Some career highlights include the first and only successful separation of craniopagus (Siamese) twins joined at the back of the head in 1987, the first completely successful separation of type-2 vertical craniopagus twins in 1997 in South Africa and the first successful placement of an intrauterine shunt for a hydrocephalic twin. Although he has been involved in many newsworthy operations, he feels that every case is noteworthy -- deserving of maximum attention.
Dr. Carson holds more than 60 honorary doctorate degrees and has received literally hundreds of awards and citations. He is a member of many prestigious organizations. He sits on the board of directors of numerous organizations, including Kellogg Company, Costco Wholesale Corporation, the Academy of Achievement and is an Emeritus Fellow of the Yale Corporation, the governing body of Yale University. He was appointed in 2004 by President George W. Bush to serve on the President's Council on Bioethics.
In 2001, Dr. Carson was named by CNN and TIME magazine as one of the nation's 20 foremost physicians and scientists. That same year, he was selected by the Library of Congress as one of 89 "Living Legends" on the occasion of its 200th anniversary. He is also the recipient of the 2006 Spingarn Medal, which is the highest honor bestowed by the NAACP. In February 2008, Dr. Carson was presented with the Ford's Theatre Lincoln Medal by President Bush at the White House. In June 2008, he was awarded the Presidential Medal of Freedom by the President, which is the highest civilian honor in the land. Dr. Carson was recognized in November 2008 by U.S. News & World Report and Harvard's Center for Public Leadership, as one of "America's Best Leaders." On February 7, 2009, the award-winning movie entitled Gifted Hands: The Ben Carson Story, starring Cuba Gooding, Jr. as Dr. Carson, premiered on TNT and is based on his memoir.
Dr. Carson is president and co-founder of the Carson Scholars Fund, which recognizes young people of all backgrounds for exceptional academic and humanitarian accomplishments. The Fund operates in 50 states and the District of Columbia and has awarded more than $5.6 million to more than 5600 scholars. The program also establishes Carson Reading Rooms to encourage young students and their families to discover the pleasure to be found in books and to recognize the true power of learning.

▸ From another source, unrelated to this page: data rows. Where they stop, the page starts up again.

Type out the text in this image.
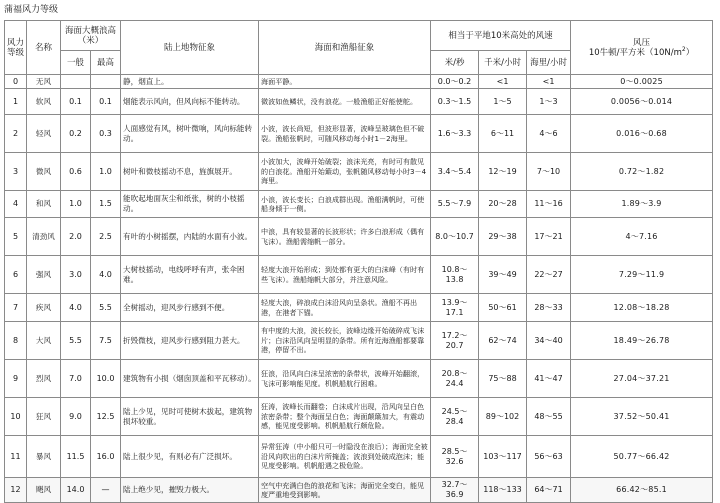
蒲福风力等级
风力等级	名称	海面大概浪高（米）		陆上地物征象	海面和渔船征象	相当于平地10米高处的风速			风压
10牛顿/平方米$(10N/m^2)$

		一般	最高			米/秒	千米/小时	海里/小时	
0	无风			静，烟直上。	海面平静。	0.0～0.2	<1	<1	0～0.0025
1	软风	0.1	0.1	烟能表示风向，但风向标不能转动。	微波如鱼鳞状，没有浪花。一般渔船正好能使舵。	0.3～1.5	1～5	1～3	0.0056～0.014
2	轻风	0.2	0.3	人面感觉有风，树叶微响，风向标能转动。	小波，波长尚短，但波形显著，波峰呈玻璃色但不破裂。渔船张帆时，可随风移动每小时1－2海里。	1.6～3.3	6～11	4～6	0.016～0.68
3	微风	0.6	1.0	树叶和微枝摇动不息，旌旗展开。	小波加大，波峰开始破裂；浪沫光亮，有时可有散见的白浪花。渔船开始簸动，张帆随风移动每小时3－4海里。	3.4～5.4	12～19	7～10	0.72～1.82
4	和风	1.0	1.5	能吹起地面灰尘和纸张，树的小枝摇动。	小浪，波长变长；白浪成群出现。渔船满帆时，可使船身倾于一侧。	5.5～7.9	20～28	11～16	1.89～3.9
5	清劲风	2.0	2.5	有叶的小树摇摆，内陆的水面有小波。	中浪，具有较显著的长波形状；许多白浪形成（偶有飞沫）。渔船需缩帆一部分。	8.0～10.7	29～38	17～21	4～7.16
6	强风	3.0	4.0	大树枝摇动，电线呼呼有声，张伞困难。	轻度大浪开始形成；到处都有更大的白沫峰（有时有些飞沫）。渔船缩帆大部分，并注意风险。	10.8～13.8	39～49	22～27	7.29～11.9
7	疾风	4.0	5.5	全树摇动，迎风步行感到不便。	轻度大浪，碎浪成白沫沿风向呈条状。渔船不再出港，在港者下锚。	13.9～17.1	50～61	28～33	12.08～18.28
8	大风	5.5	7.5	折毁微枝，迎风步行感到阻力甚大。	有中度的大浪，波长较长，波峰边缘开始破碎成飞沫片；白沫沿风向呈明显的条带。所有近海渔船都要靠港，停留不出。	17.2～20.7	62～74	34～40	18.49～26.78
9	烈风	7.0	10.0	建筑物有小损（烟囱顶盖和平瓦移动）。	狂浪，沿风向白沫呈浓密的条带状，波峰开始翻滚，飞沫可影响能见度。机帆船航行困难。	20.8～24.4	75～88	41～47	27.04～37.21
10	狂风	9.0	12.5	陆上少见，见时可使树木拔起，建筑物损坏较重。	狂涛，波峰长而翻卷；白沫成片出现，沿风向呈白色浓密条带；整个海面呈白色；海面颠簸加大，有震动感，能见度受影响。机帆船航行颇危险。	24.5～28.4	89～102	48～55	37.52～50.41
11	暴风	11.5	16.0	陆上很少见，有则必有广泛损坏。	异常狂涛（中小船只可一时隐没在浪后）；海面完全被沿风向吹出的白沫片所掩盖；波浪到处破成泡沫；能见度受影响。机帆船遇之极危险。	28.5～32.6	103～117	56～63	50.77～66.42
12	飓风	14.0	—	陆上绝少见，摧毁力极大。	空气中充满白色的浪花和飞沫；海面完全变白，能见度严重地受到影响。	32.7～36.9	118～133	64～71	66.42～85.1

His four books, Gifted Hands, THINK BIG, The Big Picture and Take the Risk: Learning to Identify, Choose and Live with Acceptable Risk provide inspiration and insight for leading a successful life; a fifth book, America The Beautiful: Rediscovering What Made This Nation Great, was a New York Times bestseller. His next book, One Nation: What We Can All Do to Save America's Future, is scheduled for release May 2014.
In addition to writing a weekly opinion column for The Washington Times, Dr. Carson is a FOX News contributor.
He has been married for over 38 years to his wife, Candy, and is the father of three sons.